When it comes to kids and healthy eating, parents have a very important role to play. From early childhood, kids learn by example - they watch us closely and mimic everything we do, including our eating habits.

It's no use telling your kids that sweets and soda are bad for them and that they should eat their fruit and veggies every day, if you don't do so yourself. After all, actions speak louder than words. So, what do your eating habits look like? Are you setting a good example?

Ask yourself the following questions:
  • Do you skip breakfast?
  • Do you drink lots of soda?
  • Do you avoid fruit and vegetables?
  • Do you eat in front of the TV?
  • Do you often snack on unhealthy treats?
  • Do you eat a lot of junk food?
  • Do you eat late at night?
If you answer yes to any of these questions, you could be sending your child the wrong message about food.

Good nutrition is crucial to the healthy growth and development of a child. It also helps prevent childhood obesity and diseases such as type 2 diabetes, hypertension and high cholesterol. The only way you will be able to introduce your child to a variety of healthy foods and the multitude of health benefits associated with it, is by enjoying those foods yourself. Numerous studies have shown that a child is far more likely to try new foods, if they see their parents being adventurous themselves.

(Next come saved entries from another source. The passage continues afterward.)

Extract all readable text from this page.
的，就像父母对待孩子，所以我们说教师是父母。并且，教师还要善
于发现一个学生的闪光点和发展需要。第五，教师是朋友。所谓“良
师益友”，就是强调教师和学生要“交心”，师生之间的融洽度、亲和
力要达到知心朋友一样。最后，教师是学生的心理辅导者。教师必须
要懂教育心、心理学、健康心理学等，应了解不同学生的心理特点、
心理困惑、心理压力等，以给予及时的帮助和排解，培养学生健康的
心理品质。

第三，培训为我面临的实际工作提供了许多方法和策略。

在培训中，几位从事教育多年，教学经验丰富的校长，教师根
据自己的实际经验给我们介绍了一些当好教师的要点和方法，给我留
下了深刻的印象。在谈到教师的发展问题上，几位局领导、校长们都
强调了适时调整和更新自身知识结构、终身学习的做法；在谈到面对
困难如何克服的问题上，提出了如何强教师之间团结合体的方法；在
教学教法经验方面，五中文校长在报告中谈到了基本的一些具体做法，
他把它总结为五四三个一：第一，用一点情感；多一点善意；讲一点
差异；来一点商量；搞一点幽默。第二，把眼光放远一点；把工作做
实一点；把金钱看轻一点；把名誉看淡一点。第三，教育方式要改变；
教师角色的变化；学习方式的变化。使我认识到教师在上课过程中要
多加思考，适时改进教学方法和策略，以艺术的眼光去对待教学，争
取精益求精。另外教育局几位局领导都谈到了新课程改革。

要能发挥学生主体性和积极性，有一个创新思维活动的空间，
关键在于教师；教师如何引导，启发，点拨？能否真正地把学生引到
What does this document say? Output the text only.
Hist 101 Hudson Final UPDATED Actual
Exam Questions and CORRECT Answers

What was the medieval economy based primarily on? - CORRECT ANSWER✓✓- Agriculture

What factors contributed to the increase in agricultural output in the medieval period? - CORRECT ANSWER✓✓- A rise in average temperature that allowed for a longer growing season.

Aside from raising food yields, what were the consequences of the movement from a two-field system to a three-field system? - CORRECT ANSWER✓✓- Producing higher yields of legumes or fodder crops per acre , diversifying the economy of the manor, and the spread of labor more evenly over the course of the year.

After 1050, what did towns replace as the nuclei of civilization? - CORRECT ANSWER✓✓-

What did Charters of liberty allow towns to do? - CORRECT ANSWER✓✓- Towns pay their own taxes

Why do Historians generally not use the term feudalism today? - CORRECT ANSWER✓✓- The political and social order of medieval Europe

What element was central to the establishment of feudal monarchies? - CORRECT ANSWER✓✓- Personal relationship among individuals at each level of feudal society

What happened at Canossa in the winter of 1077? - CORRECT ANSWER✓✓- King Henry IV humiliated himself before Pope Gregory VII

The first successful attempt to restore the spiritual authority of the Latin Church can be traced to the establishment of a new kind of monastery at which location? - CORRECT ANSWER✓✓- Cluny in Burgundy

Here are some healthy eating tips to try at home:
  • Always eat breakfast for sustained energy and improved concentration levels.
  • Enjoy dinner together as a family - switch off the TV, sit around a table and enjoy some quality family time.
  • Eat a rainbow of colours daily. This will ensure that you get your 5 portions of fruit and veggies every day.
  • Try new foods yourself and encourage your child to do the same.
  • Drink water and milk instead of soda.
  • Limit junk foods and desserts.
  • Have healthy snack foods on standby such as fruit, nuts, seeds, raisins and unsalted popcorn.
  • Watch portion sizes
  • When shopping for food, let your kids pick out their favourite fruits and veggies.
  • Let your kids help with the cooking and teach them about healthy cooking methods.
  • Always have a bowl of fresh fruit on the kitchen counter and veggie sticks in the fridge to stave off hunger pangs, and more importantly, set an example by snacking on them in front of your children when feeling peckish.
  • Allow the occasional treat. If you and your kids eat healthily 90% of the time, the odd slice of pizza, chocolate or packet of crisps will do no harm.
Make the decision today for you and your family to adopt a healthy lifestyle - and you will reap the benefits for many years to come.